I didn't think it was snoozefest but the trouble was people were making real points for three hours. Are there three hour lectures? Do you walk through a museum for three hours? What's more, the better the answers the less I was able to just move on to whatever Wolf Blitzer thought I should be moving on to. So OK, maybe he was aggravating.

It was a real debate; real differences; but now we move on to another mortal threat and who is Wolf assigning to attack the Donald, instead of how do we handle the mortal threat, and how will Trump handle it and Trump has this swatting motion like a mosquito is buzzing,... yeah, great, Go Trump. But how do we handle immigration? how do we define the threat? and stay in with Muslim allies? And the others start in with their ideas and Wolf can only do that annoying media thing where he moves to his next point on his list, just like Hillary and Obama. Whatever you are asked, spew the canned response, move on. The media group wasn't bad; they just seemed maybe 2001 types in 2015 - DOS, not even Windows (Thank you, Carly Fiorina)

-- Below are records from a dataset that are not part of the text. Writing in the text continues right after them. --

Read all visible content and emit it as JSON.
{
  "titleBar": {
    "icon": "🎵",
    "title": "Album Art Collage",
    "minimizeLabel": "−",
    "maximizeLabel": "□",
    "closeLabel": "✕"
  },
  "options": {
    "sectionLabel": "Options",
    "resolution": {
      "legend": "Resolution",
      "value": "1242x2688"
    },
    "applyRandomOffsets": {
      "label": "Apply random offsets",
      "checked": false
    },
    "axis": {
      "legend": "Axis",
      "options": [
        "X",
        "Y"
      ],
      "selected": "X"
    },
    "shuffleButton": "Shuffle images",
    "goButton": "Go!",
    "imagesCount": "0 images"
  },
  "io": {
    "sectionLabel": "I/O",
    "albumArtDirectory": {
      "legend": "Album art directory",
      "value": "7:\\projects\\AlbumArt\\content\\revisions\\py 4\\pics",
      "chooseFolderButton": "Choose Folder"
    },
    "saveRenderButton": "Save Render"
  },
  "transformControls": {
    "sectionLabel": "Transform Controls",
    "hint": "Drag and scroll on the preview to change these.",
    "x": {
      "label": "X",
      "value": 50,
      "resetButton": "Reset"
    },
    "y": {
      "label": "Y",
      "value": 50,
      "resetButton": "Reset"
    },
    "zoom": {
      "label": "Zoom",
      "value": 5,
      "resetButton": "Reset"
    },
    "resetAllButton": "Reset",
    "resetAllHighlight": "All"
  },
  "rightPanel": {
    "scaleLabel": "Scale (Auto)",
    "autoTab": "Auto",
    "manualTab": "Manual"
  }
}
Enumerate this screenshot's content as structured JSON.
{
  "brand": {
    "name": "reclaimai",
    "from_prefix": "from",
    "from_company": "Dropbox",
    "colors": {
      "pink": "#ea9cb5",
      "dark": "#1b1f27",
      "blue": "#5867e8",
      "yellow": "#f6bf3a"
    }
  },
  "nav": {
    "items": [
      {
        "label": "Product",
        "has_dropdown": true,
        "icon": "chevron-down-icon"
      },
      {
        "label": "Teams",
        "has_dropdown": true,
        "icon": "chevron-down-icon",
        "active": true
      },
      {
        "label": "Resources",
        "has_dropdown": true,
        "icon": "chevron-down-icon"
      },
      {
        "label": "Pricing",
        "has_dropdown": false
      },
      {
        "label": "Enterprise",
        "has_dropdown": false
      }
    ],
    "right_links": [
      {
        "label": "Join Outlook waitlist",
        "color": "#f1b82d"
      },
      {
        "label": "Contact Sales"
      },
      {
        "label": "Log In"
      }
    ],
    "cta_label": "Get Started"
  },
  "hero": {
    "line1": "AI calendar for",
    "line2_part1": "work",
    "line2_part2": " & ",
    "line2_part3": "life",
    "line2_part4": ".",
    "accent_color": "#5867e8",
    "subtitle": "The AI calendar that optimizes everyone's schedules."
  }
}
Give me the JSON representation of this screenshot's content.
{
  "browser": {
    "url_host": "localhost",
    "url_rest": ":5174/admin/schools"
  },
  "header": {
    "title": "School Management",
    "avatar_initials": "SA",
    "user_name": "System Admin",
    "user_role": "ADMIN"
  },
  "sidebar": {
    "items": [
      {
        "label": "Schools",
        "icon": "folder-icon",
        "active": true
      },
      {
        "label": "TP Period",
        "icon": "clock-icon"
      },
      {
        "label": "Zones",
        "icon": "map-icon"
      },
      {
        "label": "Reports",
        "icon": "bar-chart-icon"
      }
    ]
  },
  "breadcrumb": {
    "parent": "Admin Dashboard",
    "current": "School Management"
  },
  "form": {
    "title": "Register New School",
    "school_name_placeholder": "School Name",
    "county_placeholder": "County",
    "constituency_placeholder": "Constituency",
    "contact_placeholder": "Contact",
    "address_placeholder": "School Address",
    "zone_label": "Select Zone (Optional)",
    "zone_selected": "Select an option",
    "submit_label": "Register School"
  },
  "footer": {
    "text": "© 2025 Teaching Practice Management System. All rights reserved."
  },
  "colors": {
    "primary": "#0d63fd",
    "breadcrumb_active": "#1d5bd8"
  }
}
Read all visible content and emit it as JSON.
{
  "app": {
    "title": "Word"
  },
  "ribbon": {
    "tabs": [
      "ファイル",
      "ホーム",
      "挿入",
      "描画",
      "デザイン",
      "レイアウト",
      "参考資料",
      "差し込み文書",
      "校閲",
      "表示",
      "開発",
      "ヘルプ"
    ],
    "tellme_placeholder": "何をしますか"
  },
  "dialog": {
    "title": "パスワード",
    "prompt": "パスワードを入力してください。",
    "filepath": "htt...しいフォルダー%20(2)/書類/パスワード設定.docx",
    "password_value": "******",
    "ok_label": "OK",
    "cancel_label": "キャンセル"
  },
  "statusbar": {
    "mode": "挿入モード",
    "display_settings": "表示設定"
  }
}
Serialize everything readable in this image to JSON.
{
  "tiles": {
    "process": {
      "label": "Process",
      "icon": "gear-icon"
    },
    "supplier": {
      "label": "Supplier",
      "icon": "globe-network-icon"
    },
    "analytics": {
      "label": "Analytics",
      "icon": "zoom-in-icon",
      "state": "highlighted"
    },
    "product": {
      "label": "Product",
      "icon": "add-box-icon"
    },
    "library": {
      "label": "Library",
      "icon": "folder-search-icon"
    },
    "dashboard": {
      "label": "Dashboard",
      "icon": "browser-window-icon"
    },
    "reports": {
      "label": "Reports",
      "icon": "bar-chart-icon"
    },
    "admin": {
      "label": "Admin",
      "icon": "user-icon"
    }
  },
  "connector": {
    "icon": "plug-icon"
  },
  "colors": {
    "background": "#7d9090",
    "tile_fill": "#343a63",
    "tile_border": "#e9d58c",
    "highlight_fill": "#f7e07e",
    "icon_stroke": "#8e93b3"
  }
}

And another thing about Wolf was, I kept thinking about how when he was covering the missing airplanes he'd stand there going over and over various points and bringing in experts and maps and pictures and talking away and burrowing in to the issues. And now here, Wolf's going like a car chase after the next point and after the Donald and after a candidate cage match. When ISIS is killing ordinary people in the West. When the government's credibility is on its own weird flight plan to nowhere, no one knows why they can't see the danger or why they don't radio a message to the rest of us.